CIKAN: Constraint Informed Kolmogorov-Arnold Networks for Autonomous Spacecraft Rendezvous using Time Shift Governor
This is an incremental improvement for spacecraft rendezvous applications, addressing constraint enforcement in autonomous systems.
The paper tackled the problem of enforcing constraints in autonomous spacecraft rendezvous by proposing a Constraint-Informed Kolmogorov-Arnold Network (CIKAN) approximation for the Time Shift Governor, demonstrating its effectiveness through simulations on highly elliptic orbits with comparisons to MLP-based methods and conventional TSG.

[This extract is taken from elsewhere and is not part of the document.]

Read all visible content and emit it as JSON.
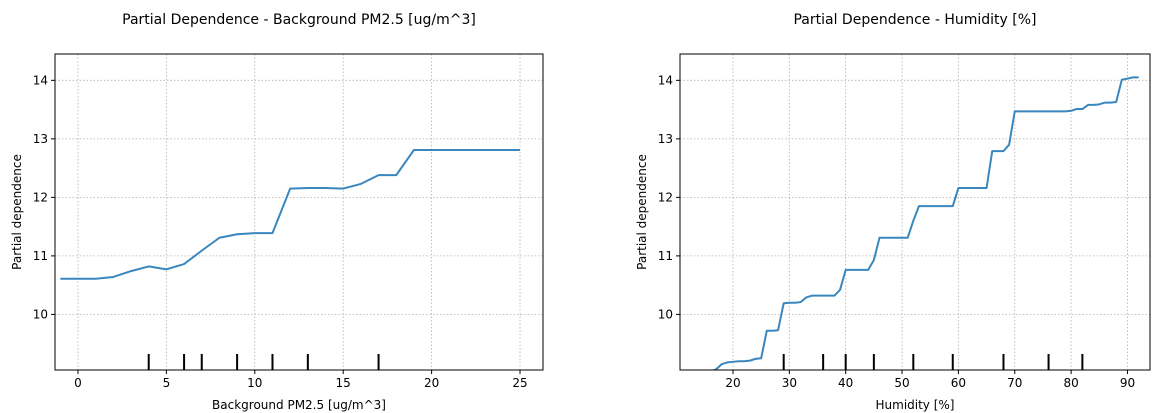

The paper considers a Constrained-Informed Neural Network (CINN) approximation for the Time Shift Governor (TSG), which is an add-on scheme to the nominal closed-loop system used to enforce constraints by time-shifting the reference trajectory in spacecraft rendezvous applications. We incorporate Kolmogorov-Arnold Networks (KANs), an emerging architecture in the AI community, as a fundamental component of CINN and propose a Constrained-Informed Kolmogorov-Arnold Network (CIKAN)-based approximation for TSG. We demonstrate the effectiveness of the CIKAN-based TSG through simulations of constrained spacecraft rendezvous missions on highly elliptic orbits and present comparisons between CIKANs, MLP-based CINNs, and the conventional TSG.